Cross-sectional observational study with 60 participants (15 CeD, 15 healthy controls, 30 IBD) in Northwest China. Metabolomic analysis used UHPLC-QTRAP-MS with a pseudo-targeted approach; dietary intake was assessed by food frequency questionnaire. Metabolomic data were adjusted for energy and 17 specific nutrients.

Effect magnitude

The study does not report standardised effect sizes (OR, RR, SMD, MD) or confidence intervals for identified metabolites; the magnitude of between-group differences is not rigorously quantified.

Limitations

Extremely small sample (n=15 in the CeD group), severely limiting statistical power and generalisability; no formal risk-of-bias tool was applied (ROBINS-I, applicable to observational studies, was not used).
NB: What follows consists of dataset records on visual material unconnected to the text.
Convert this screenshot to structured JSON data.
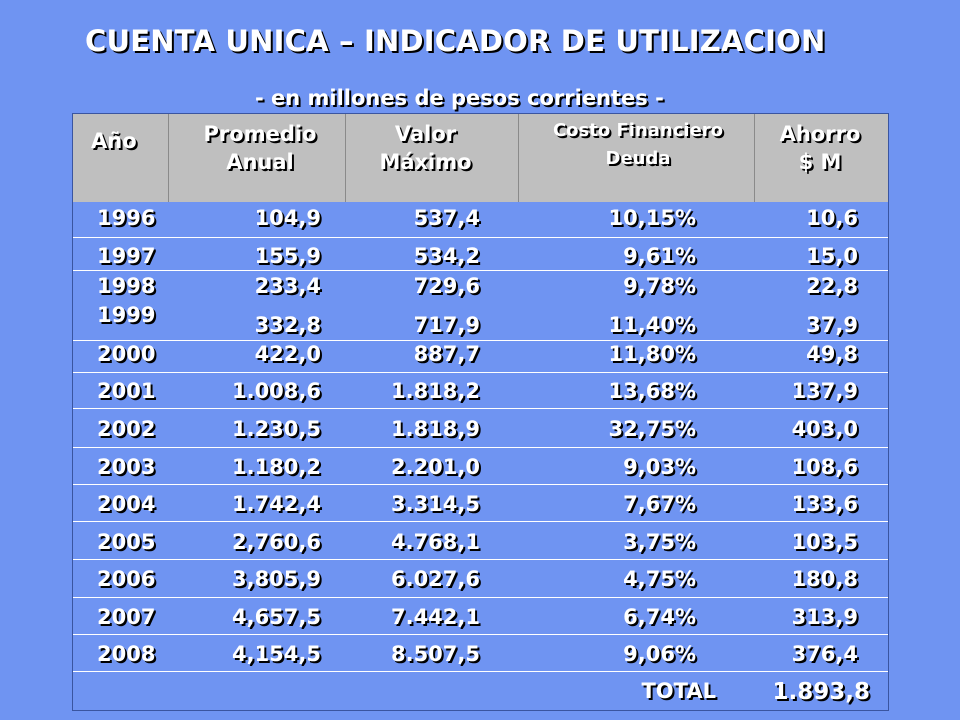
{
  "title": "CUENTA UNICA – INDICADOR DE UTILIZACION",
  "subtitle": "- en millones de pesos corrientes -",
  "headers": {
    "year": "Año",
    "avg_line1": "Promedio",
    "avg_line2": "Anual",
    "max_line1": "Valor",
    "max_line2": "Máximo",
    "cost_line1": "Costo Financiero",
    "cost_line2": "Deuda",
    "save_line1": "Ahorro",
    "save_line2": "$ M"
  },
  "rows": [
    {
      "year": "1996",
      "avg": "104,9",
      "max": "537,4",
      "cost": "10,15%",
      "save": "10,6"
    },
    {
      "year": "1997",
      "avg": "155,9",
      "max": "534,2",
      "cost": "9,61%",
      "save": "15,0"
    },
    {
      "year": "1998",
      "avg": "233,4",
      "max": "729,6",
      "cost": "9,78%",
      "save": "22,8"
    },
    {
      "year": "1999",
      "avg": "332,8",
      "max": "717,9",
      "cost": "11,40%",
      "save": "37,9"
    },
    {
      "year": "2000",
      "avg": "422,0",
      "max": "887,7",
      "cost": "11,80%",
      "save": "49,8"
    },
    {
      "year": "2001",
      "avg": "1.008,6",
      "max": "1.818,2",
      "cost": "13,68%",
      "save": "137,9"
    },
    {
      "year": "2002",
      "avg": "1.230,5",
      "max": "1.818,9",
      "cost": "32,75%",
      "save": "403,0"
    },
    {
      "year": "2003",
      "avg": "1.180,2",
      "max": "2.201,0",
      "cost": "9,03%",
      "save": "108,6"
    },
    {
      "year": "2004",
      "avg": "1.742,4",
      "max": "3.314,5",
      "cost": "7,67%",
      "save": "133,6"
    },
    {
      "year": "2005",
      "avg": "2,760,6",
      "max": "4.768,1",
      "cost": "3,75%",
      "save": "103,5"
    },
    {
      "year": "2006",
      "avg": "3,805,9",
      "max": "6.027,6",
      "cost": "4,75%",
      "save": "180,8"
    },
    {
      "year": "2007",
      "avg": "4,657,5",
      "max": "7.442,1",
      "cost": "6,74%",
      "save": "313,9"
    },
    {
      "year": "2008",
      "avg": "4,154,5",
      "max": "8.507,5",
      "cost": "9,06%",
      "save": "376,4"
    }
  ],
  "total": {
    "label": "TOTAL",
    "value": "1.893,8"
  }
}
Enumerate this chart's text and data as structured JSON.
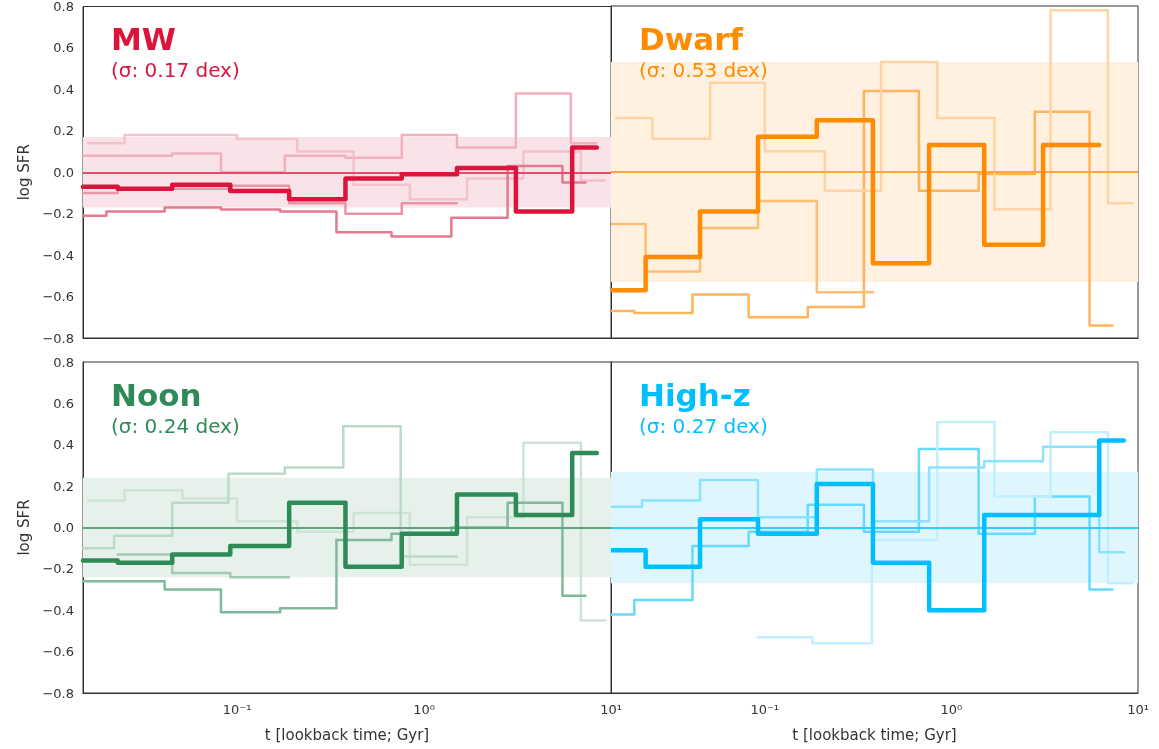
{
  "chart_data": [
    {
      "type": "step",
      "title": "MW",
      "subtitle": "(σ: 0.17 dex)",
      "ylabel": "log SFR",
      "log": "x",
      "tick_labels": "y",
      "xlim": [
        0.015,
        10
      ],
      "ylim": [
        -0.8,
        0.8
      ],
      "yticks": [
        {
          "value": -0.8,
          "label": "−0.8"
        },
        {
          "value": -0.6,
          "label": "−0.6"
        },
        {
          "value": -0.4,
          "label": "−0.4"
        },
        {
          "value": -0.2,
          "label": "−0.2"
        },
        {
          "value": 0,
          "label": "0.0"
        },
        {
          "value": 0.2,
          "label": "0.2"
        },
        {
          "value": 0.4,
          "label": "0.4"
        },
        {
          "value": 0.6,
          "label": "0.6"
        },
        {
          "value": 0.8,
          "label": "0.8"
        }
      ],
      "bands": [
        {
          "axis": "y",
          "from": -0.17,
          "to": 0.17,
          "color": "#fae3e8"
        }
      ],
      "ref_lines": [
        {
          "axis": "y",
          "value": 0,
          "color": "#e34d69"
        }
      ],
      "series": [
        {
          "color": "#dc143c",
          "x": [
            0.015,
            0.023,
            0.045,
            0.092,
            0.19,
            0.38,
            0.76,
            1.5,
            3.1,
            6.2,
            8.4
          ],
          "values": [
            -0.07,
            -0.08,
            -0.06,
            -0.09,
            -0.13,
            -0.03,
            -0.01,
            0.02,
            -0.19,
            0.12,
            0.12
          ]
        },
        {
          "color": "#f4c2cc",
          "x": [
            0.016,
            0.025,
            0.1,
            0.21,
            0.42,
            0.84,
            1.7,
            3.4,
            6.9,
            9.3
          ],
          "values": [
            0.14,
            0.18,
            0.16,
            0.1,
            -0.06,
            -0.13,
            -0.03,
            0.1,
            -0.04,
            -0.04
          ]
        },
        {
          "color": "#f0b0bd",
          "x": [
            0.015,
            0.045,
            0.082,
            0.18,
            0.38,
            0.76,
            1.5,
            3.1,
            6.1,
            8.3
          ],
          "values": [
            0.08,
            0.09,
            0.0,
            0.08,
            0.07,
            0.18,
            0.12,
            0.38,
            0.14,
            0.14
          ]
        },
        {
          "color": "#e57a8e",
          "x": [
            0.015,
            0.02,
            0.041,
            0.082,
            0.17,
            0.34,
            0.67,
            1.4,
            2.8,
            5.5,
            7.3
          ],
          "values": [
            -0.21,
            -0.19,
            -0.17,
            -0.18,
            -0.19,
            -0.29,
            -0.31,
            -0.22,
            0.03,
            -0.05,
            -0.05
          ]
        },
        {
          "color": "#eb94a5",
          "x": [
            0.015,
            0.023,
            0.092,
            0.19,
            0.38,
            0.76,
            1.5
          ],
          "values": [
            -0.1,
            -0.08,
            -0.065,
            -0.15,
            -0.2,
            -0.15,
            -0.15
          ]
        }
      ]
    },
    {
      "type": "step",
      "title": "Dwarf",
      "subtitle": "(σ: 0.53 dex)",
      "log": "x",
      "tick_labels": false,
      "xlim": [
        0.015,
        10
      ],
      "ylim": [
        -0.8,
        0.8
      ],
      "bands": [
        {
          "axis": "y",
          "from": -0.53,
          "to": 0.53,
          "color": "#fff0e0"
        }
      ],
      "ref_lines": [
        {
          "axis": "y",
          "value": 0,
          "color": "#ffa640"
        }
      ],
      "series": [
        {
          "color": "#ff8c00",
          "x": [
            0.015,
            0.023,
            0.045,
            0.092,
            0.19,
            0.38,
            0.76,
            1.5,
            3.1,
            6.2
          ],
          "values": [
            -0.57,
            -0.41,
            -0.19,
            0.17,
            0.25,
            -0.44,
            0.13,
            -0.35,
            0.13,
            0.13
          ]
        },
        {
          "color": "#ffb45c",
          "x": [
            0.015,
            0.02,
            0.041,
            0.082,
            0.17,
            0.34,
            0.67,
            1.4,
            2.8,
            5.5,
            7.3
          ],
          "values": [
            -0.67,
            -0.68,
            -0.59,
            -0.7,
            -0.65,
            0.39,
            -0.09,
            -0.01,
            0.29,
            -0.74,
            -0.74
          ]
        },
        {
          "color": "#ffd3a3",
          "x": [
            0.016,
            0.025,
            0.051,
            0.1,
            0.21,
            0.42,
            0.84,
            1.7,
            3.4,
            6.9,
            9.3
          ],
          "values": [
            0.26,
            0.16,
            0.43,
            0.1,
            -0.09,
            0.53,
            0.26,
            -0.18,
            0.78,
            -0.15,
            -0.15
          ]
        },
        {
          "color": "#ffbe73",
          "x": [
            0.015,
            0.023,
            0.045,
            0.092,
            0.19,
            0.38
          ],
          "values": [
            -0.25,
            -0.48,
            -0.27,
            -0.14,
            -0.58,
            -0.58
          ]
        }
      ]
    },
    {
      "type": "step",
      "title": "Noon",
      "subtitle": "(σ: 0.24 dex)",
      "xlabel": "t [lookback time; Gyr]",
      "ylabel": "log SFR",
      "log": "x",
      "xlim": [
        0.015,
        10
      ],
      "ylim": [
        -0.8,
        0.8
      ],
      "xticks": [
        {
          "value": 0.1,
          "label": "10⁻¹"
        },
        {
          "value": 1,
          "label": "10⁰"
        },
        {
          "value": 10,
          "label": "10¹"
        }
      ],
      "yticks": [
        {
          "value": -0.8,
          "label": "−0.8"
        },
        {
          "value": -0.6,
          "label": "−0.6"
        },
        {
          "value": -0.4,
          "label": "−0.4"
        },
        {
          "value": -0.2,
          "label": "−0.2"
        },
        {
          "value": 0,
          "label": "0.0"
        },
        {
          "value": 0.2,
          "label": "0.2"
        },
        {
          "value": 0.4,
          "label": "0.4"
        },
        {
          "value": 0.6,
          "label": "0.6"
        },
        {
          "value": 0.8,
          "label": "0.8"
        }
      ],
      "bands": [
        {
          "axis": "y",
          "from": -0.24,
          "to": 0.24,
          "color": "#e6f1eb"
        }
      ],
      "ref_lines": [
        {
          "axis": "y",
          "value": 0,
          "color": "#5da57d"
        }
      ],
      "series": [
        {
          "color": "#2e8b57",
          "x": [
            0.015,
            0.023,
            0.045,
            0.092,
            0.19,
            0.38,
            0.76,
            1.5,
            3.1,
            6.2,
            8.4
          ],
          "values": [
            -0.16,
            -0.17,
            -0.13,
            -0.09,
            0.12,
            -0.19,
            -0.03,
            0.16,
            0.06,
            0.36,
            0.36
          ]
        },
        {
          "color": "#cde3d6",
          "x": [
            0.016,
            0.025,
            0.051,
            0.1,
            0.21,
            0.42,
            0.84,
            1.7,
            3.4,
            6.9,
            9.3
          ],
          "values": [
            0.13,
            0.18,
            0.14,
            0.03,
            -0.02,
            0.07,
            -0.18,
            0.05,
            0.41,
            -0.45,
            -0.45
          ]
        },
        {
          "color": "#bcd9c8",
          "x": [
            0.015,
            0.022,
            0.045,
            0.09,
            0.18,
            0.37,
            0.75,
            1.5
          ],
          "values": [
            -0.1,
            -0.04,
            0.12,
            0.26,
            0.29,
            0.49,
            -0.14,
            -0.14
          ]
        },
        {
          "color": "#82b99a",
          "x": [
            0.015,
            0.041,
            0.082,
            0.17,
            0.34,
            0.67,
            1.4,
            2.8,
            5.5,
            7.3
          ],
          "values": [
            -0.26,
            -0.3,
            -0.41,
            -0.39,
            -0.06,
            -0.03,
            0.0,
            0.12,
            -0.33,
            -0.33
          ]
        },
        {
          "color": "#a3c9b3",
          "x": [
            0.023,
            0.045,
            0.092,
            0.19
          ],
          "values": [
            -0.13,
            -0.22,
            -0.24,
            -0.24
          ]
        }
      ]
    },
    {
      "type": "step",
      "title": "High-z",
      "subtitle": "(σ: 0.27 dex)",
      "xlabel": "t [lookback time; Gyr]",
      "log": "x",
      "tick_labels": "x",
      "xlim": [
        0.015,
        10
      ],
      "ylim": [
        -0.8,
        0.8
      ],
      "xticks": [
        {
          "value": 0.1,
          "label": "10⁻¹"
        },
        {
          "value": 1,
          "label": "10⁰"
        },
        {
          "value": 10,
          "label": "10¹"
        }
      ],
      "bands": [
        {
          "axis": "y",
          "from": -0.27,
          "to": 0.27,
          "color": "#e0f6ff"
        }
      ],
      "ref_lines": [
        {
          "axis": "y",
          "value": 0,
          "color": "#33ccff"
        }
      ],
      "series": [
        {
          "color": "#00bfff",
          "x": [
            0.015,
            0.023,
            0.045,
            0.092,
            0.19,
            0.38,
            0.76,
            1.5,
            3.1,
            6.2,
            8.4
          ],
          "values": [
            -0.11,
            -0.19,
            0.04,
            -0.03,
            0.21,
            -0.17,
            -0.4,
            0.06,
            0.06,
            0.42,
            0.42
          ]
        },
        {
          "color": "#66d9ff",
          "x": [
            0.015,
            0.02,
            0.041,
            0.082,
            0.17,
            0.34,
            0.67,
            1.4,
            2.8,
            5.5,
            7.3
          ],
          "values": [
            -0.42,
            -0.35,
            -0.09,
            -0.02,
            0.11,
            -0.02,
            0.38,
            -0.03,
            0.15,
            -0.3,
            -0.3
          ]
        },
        {
          "color": "#c2efff",
          "x": [
            0.092,
            0.18,
            0.375,
            0.84,
            1.7,
            3.4,
            6.9,
            9.3
          ],
          "values": [
            -0.53,
            -0.56,
            -0.06,
            0.51,
            0.15,
            0.46,
            -0.27,
            -0.27
          ]
        },
        {
          "color": "#8ae3ff",
          "x": [
            0.015,
            0.022,
            0.045,
            0.092,
            0.19,
            0.38,
            0.76,
            1.5,
            3.1,
            6.2,
            8.4
          ],
          "values": [
            0.1,
            0.13,
            0.23,
            0.05,
            0.28,
            0.03,
            0.29,
            0.32,
            0.39,
            -0.12,
            -0.12
          ]
        }
      ]
    }
  ]
}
Cross-sectional design precludes causal inference. Dietary assessment by food frequency questionnaire is subject to recall bias. Absence of 95% CIs and formal effect sizes undermines clinical interpretation.

In clinical practice

This study does not provide sufficient basis for changes in clinical practice. Findings are exploratory and generate hypotheses about metabolic biomarkers in coeliac disease in Chinese populations. Clinicians should await larger, confirmatory studies before any diagnostic or therapeutic application.

What is still missing

Studies with larger, representative samples, longitudinal design, and external validation of identified metabolites are needed. Causality between metabolic alterations and coeliac disease pathogenesis in Asian populations remains to be established.